On Friday, the U.S. Supreme Court is scheduled to meet to consider whether to hear appeals from two libel cases in which the plaintiffs seek to persuade the justices to reconsider the single greatest First Amendment victory for the press in American history.
Two of the court's justices, Clarence Thomas and Neil Gorsuch, already have expressed a readiness to do just that, a disturbing turn that could weaken speech protections and threaten the country's free and robust press.
Their focus is the court's unanimous 1964 decision in the case of New York Times v. Sullivan, won by the paper in the midst of the civil rights revolution. The purported libel appeared in a full-page advertisement in The Times titled "Heed Their Rising Voices," which criticized a "wave of terror" against civil rights demonstrators in the South led by the Rev. Martin Luther King Jr.
Most of the assertions in the advertisement were accurate; a few were not. The police commissioner of Montgomery, Ala., L.B. Sullivan, who was not named in the ad, sued the Times, claiming it had in effect falsely accused him of misconduct. He was awarded $500,000 by an all-white jury, a verdict upheld by Alabama's highest court.
For news organizations, the threat the case presented was not only sizable if not crippling libel judgments. It was also that such a result would deter reporting critical of government and public officials.
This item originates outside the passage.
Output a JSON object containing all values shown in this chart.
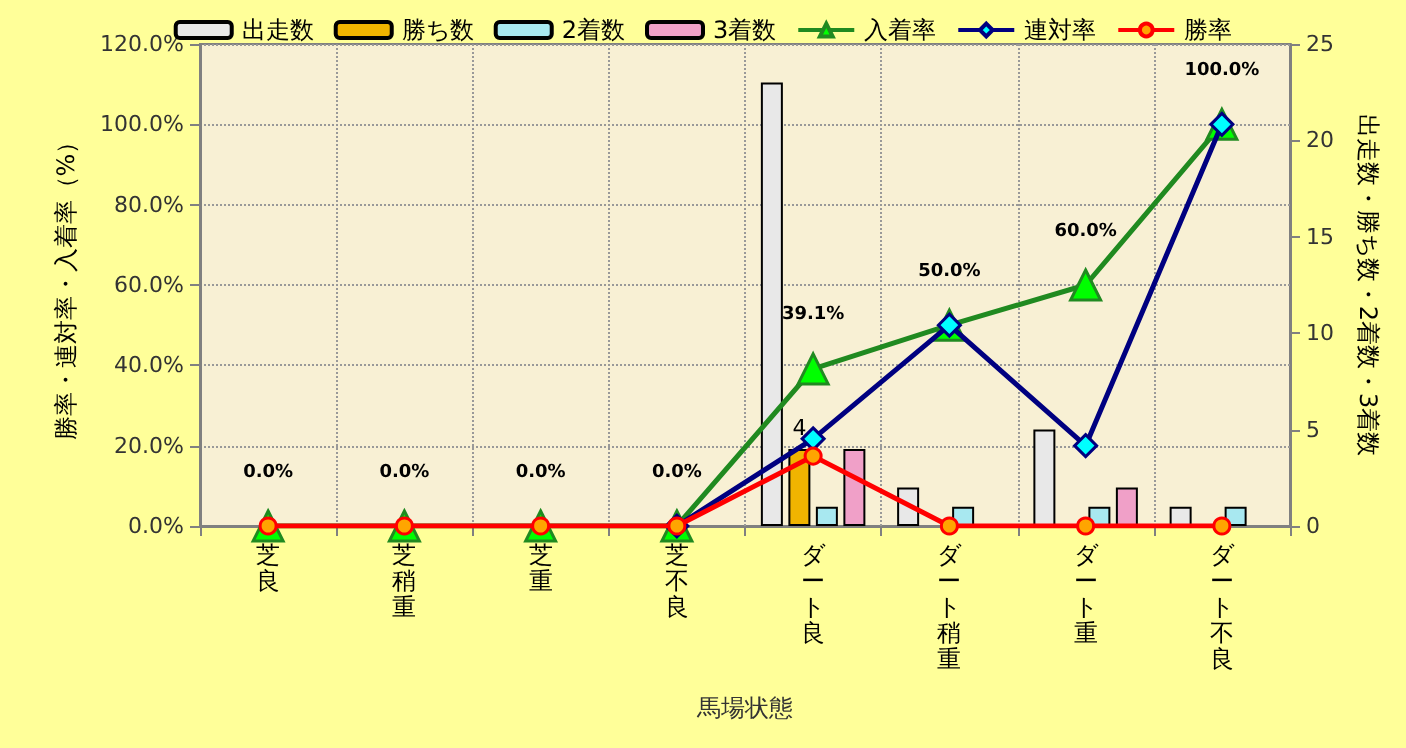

When the case reached the Supreme Court, the justices applied the First Amendment for the first time in a libel case. The core of the court's ruling in reversing the Alabama judgment was that the First Amendment barred public officials from recovering damages for a "defamatory falsehood relating to his official conduct" in the absence of clear and convincing evidence that the statement was made with what the justices called "'actual malice" — that it was made "with knowledge that it was false or with reckless disregard of whether it was false or not."
Such sweepingly broad protection was required, the court concluded, because the First Amendment embodied a "profound national commitment to the principle that debate on public issues should be uninhibited, robust and wide-open, and that it may well include vehement, caustic and sometimes unpleasantly sharp attack on government and public officials."
"Erroneous statement is inevitable in free debate," the court added, and "must be protected if the freedoms of expression are to have the 'breathing space' that they need to survive."